Os militares dos EUA anunciaram na sexta-feira que estão usando um acelerador de partículas como parte de um novo programa para criar uma fonte compacta de partículas subatômicas poderosa o suficiente para ver através de paredes de concreto.

Luiz Custodio
DailyWire
A pesquisa requer partículas de alta energia que só podem ser produzidas em grandes instalações de pesquisa, como o acelerador nacional de partículas Fermilab dos Estados Unidos em Illinois e as instalações do Conselho Europeu para Pesquisa Nuclear (CERN) na Suíça.

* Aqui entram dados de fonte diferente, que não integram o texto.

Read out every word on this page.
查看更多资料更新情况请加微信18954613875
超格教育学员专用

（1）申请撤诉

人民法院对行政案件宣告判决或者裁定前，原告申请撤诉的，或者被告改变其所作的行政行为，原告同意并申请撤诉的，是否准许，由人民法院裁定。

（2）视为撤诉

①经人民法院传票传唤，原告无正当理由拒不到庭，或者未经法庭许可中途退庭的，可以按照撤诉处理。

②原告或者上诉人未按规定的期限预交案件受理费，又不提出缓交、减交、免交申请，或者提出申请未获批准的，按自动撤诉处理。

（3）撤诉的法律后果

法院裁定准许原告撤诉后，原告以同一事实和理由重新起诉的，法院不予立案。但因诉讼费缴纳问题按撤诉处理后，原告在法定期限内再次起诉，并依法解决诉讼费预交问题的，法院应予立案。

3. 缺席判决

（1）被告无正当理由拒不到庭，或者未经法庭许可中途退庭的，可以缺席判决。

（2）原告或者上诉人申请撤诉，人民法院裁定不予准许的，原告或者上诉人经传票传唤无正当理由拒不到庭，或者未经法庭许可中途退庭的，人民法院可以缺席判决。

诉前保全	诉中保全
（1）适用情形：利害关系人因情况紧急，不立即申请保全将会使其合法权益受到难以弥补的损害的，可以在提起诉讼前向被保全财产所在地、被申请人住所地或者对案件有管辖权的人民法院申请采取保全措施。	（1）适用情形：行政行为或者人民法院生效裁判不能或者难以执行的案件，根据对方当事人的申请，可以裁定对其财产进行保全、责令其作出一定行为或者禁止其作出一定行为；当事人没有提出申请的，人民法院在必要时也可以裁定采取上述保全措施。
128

Em um comunicado à imprensa , a Agência de Projetos de Pesquisa Avançada de Defesa (DARPA) disse que o pessoal faria múons terrestres profundamente penetrantes, partículas subatômicas cerca de 200 vezes mais pesadas que os elétrons. Essas partículas podem criar feixes de energia de até centenas de giga-elétron-volts para escanear ou caracterizar materiais para descobertas científicas e segurança nacional.

Mark Wrobel, gerente de programa do Departamento de Ciências da Defesa da DARPA, disse que a tecnologia laser de alta potência, em constante avanço, pode produzir múons terrestres que “ podem viajar facilmente por dezenas a centenas de metros de água, rocha sólida ou solo” se o energia era alta o suficiente.

 

MuS2 estabelecerá as bases necessárias para examinar a viabilidade de desenvolver fontes de múons compactas e transportáveis”, disse Wrobel.

Relatório DailyWire: Embora as autoridades tenham chamado o processo de aproveitamento das fontes primárias usadas para criar tais múons para vigilância avançada “ tedioso e não muito prático ”, eles provaram ser eficazes. No final da década de 1960, os cientistas usaram múons para examinar cerca de 20% das câmaras internas dentro das paredes das grandes pirâmides do Egito. Até hoje, os cientistas ainda estão usando radiação cósmica para ver dentro das pirâmides.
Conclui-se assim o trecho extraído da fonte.